Importance of Gut Health
The gut flora is responsible for many important functions. One of them is to break down undigested carbohydrates. Bacteria can turn these carbs into short-chain fatty acids which the body can use for energy and producing nutrients like vitamin K and certain B vitamins.
Short-chain fatty acids also play a role with improved gut barrier function and T Cell differentiation.
The gut flora also helps the immune system by preventing harmful species from becoming to prevalent throughout the body.
The balance of good and bad bacteria is important to overall health and the prevention of many chronic diseases. Poor gut health has also been linked to obesity, type 2 diabetes and Alzheimer’s disease.
Gut Health and Obesity
There is some evidence that suggests that gut health plays a role with weight loss. While it’s not definitive yet, it does hint that there is much more to weight loss than just calories in calories out and the macros you eat.
The first bit of evidence comes in the difference in the gut bacteria of lean and obese people. One of the major types of bacteria in the gut is Bacteroidetes. Obese people have less Bacteroidetes in their gut than lean people.
Another study involved people taking the probiotic Lactobacillus gasseri. People who took this probiotic for 12 weeks lost more body fat, waist and hip inches and belly fat than the control group. Unfortunately, 4 weeks after they stopped taking it they went back to their previous measurements. This could either mean they need to take the Lactobacillus gasseri constantly or for a longer period of time.
A separate study also found Lactobacillus gasseri may also reduce body fat. It also found that the probiotic Lactobacillus rhamnosus and a combination of Lactobacillus rhamnosus and Bifidobacterium lactis may also have a positive effect on weight loss.
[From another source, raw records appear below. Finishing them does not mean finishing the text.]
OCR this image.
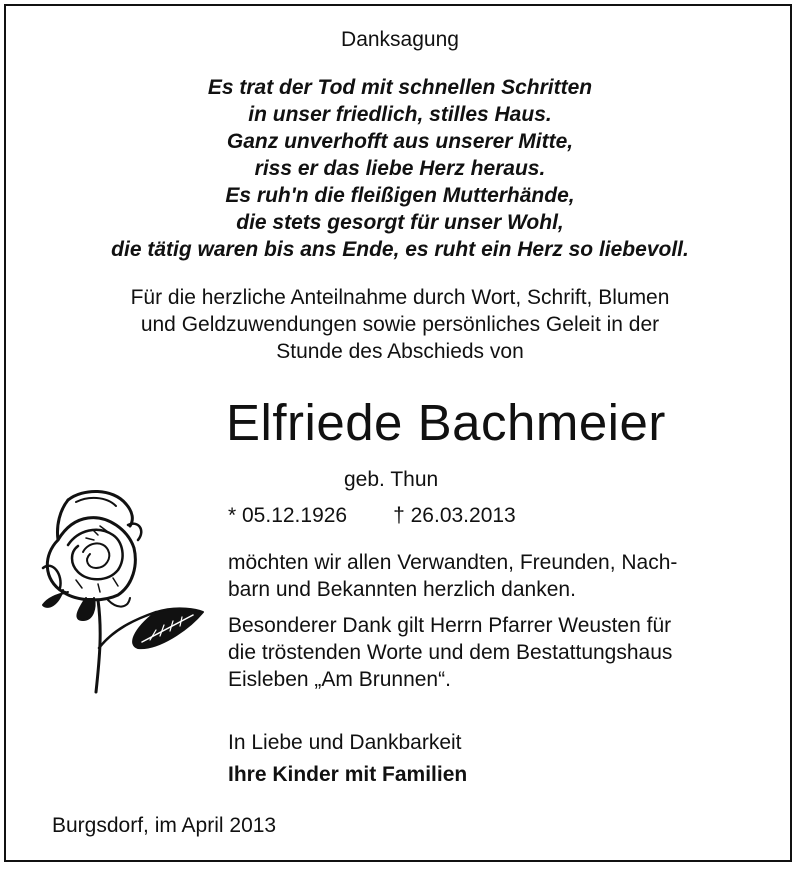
Danksagung
Es trat der Tod mit schnellen Schritten
in unser friedlich, stilles Haus.
Ganz unverhofft aus unserer Mitte,
riss er das liebe Herz heraus.
Es ruh'n die fleißigen Mutterhände,
die stets gesorgt für unser Wohl,
die tätig waren bis ans Ende, es ruht ein Herz so liebevoll.
Für die herzliche Anteilnahme durch Wort, Schrift, Blumen
und Geldzuwendungen sowie persönliches Geleit in der
Stunde des Abschieds von
Elfriede Bachmeier
geb. Thun
* 05.12.1926 † 26.03.2013
möchten wir allen Verwandten, Freunden, Nach-
barn und Bekannten herzlich danken.
Besonderer Dank gilt Herrn Pfarrer Weusten für
die tröstenden Worte und dem Bestattungshaus
Eisleben „Am Brunnen“.
In Liebe und Dankbarkeit
Ihre Kinder mit Familien
Burgsdorf, im April 2013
Not all probiotics lead to weight loss though. Another study found that Lactobacillus gasseri and Lactobacillus plantarum were associated with weight loss, but Lactobacillus acidophilus, Lactobacillus fermentum and Lactobacillus ingluviei were associated with weight gain. Yes… weight GAIN.
So basically this means if you want to try a probiotic supplement to see if it will help you lose weight, you need to read the label and make sure it has the right probiotics.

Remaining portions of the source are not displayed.